A while back, my friend Tom quoted a wonderful post from the marcandangel.com
blog. It was a list of ten daily reminders to keep your mind centered and your
spirits lifted. Number 3 on the list is this:
Sometimes to get where
you want to go, you have to do what you are afraid to do. You must be brave
and push forward. Miracles occur when you give as much attention and energy to
your dreams as you do to your fears.
In
my case, the most fearful thing I had to do in order to succeed with my band
was not drinking skim milk, surviving a liquid diet, or giving up bread. The
most fearful thing was giving up my emotional attachment to food.

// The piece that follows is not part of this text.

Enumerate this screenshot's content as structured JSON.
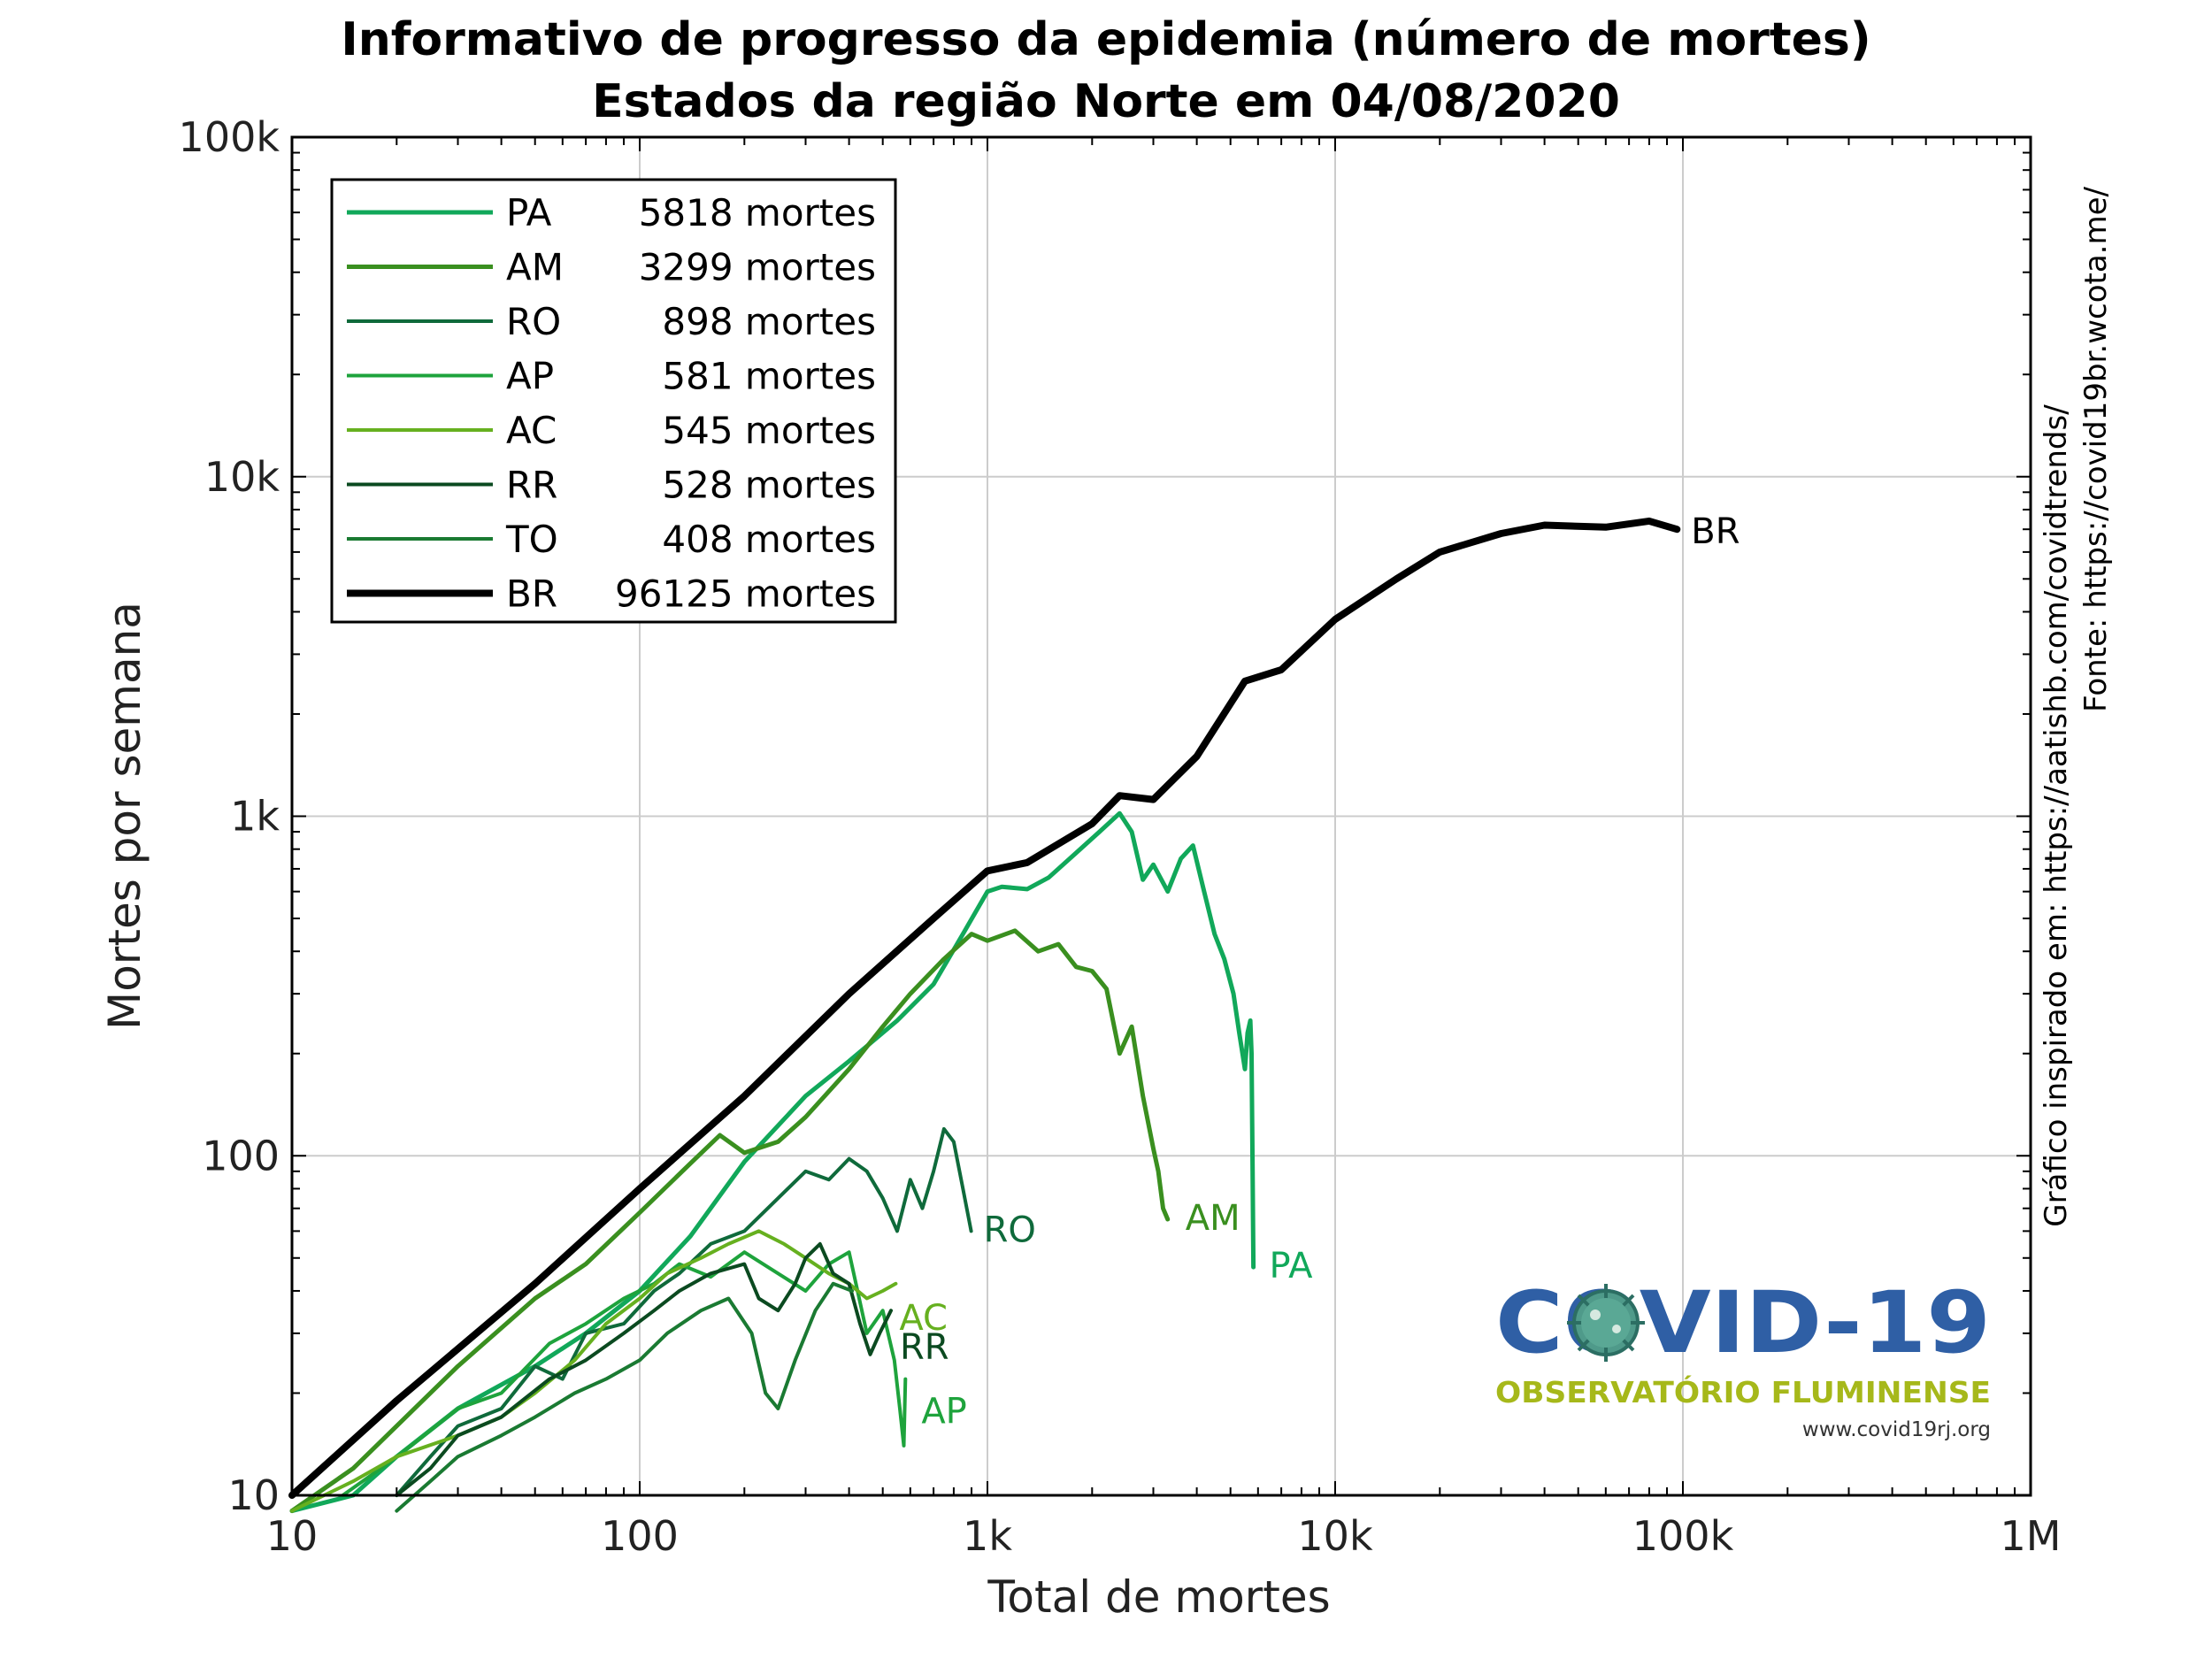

In the nearly
6 years since I was banded, I’ve made a lot of progress with that, but the
attachment is still there. It forms one of the innermost layers of my turtle
shell. Working on that layer will probably be a lifetime job for me. At times
I’m not even sure I truly want to get
rid of it altogether. At times I’m afraid that if I shed my shell completely, I
won’t be able to survive. On the other hand, I seem to be doing fine without
that thick old bitch layer. So I’m going to pay attention to my dreams rather
than my fears and pray for a miracle.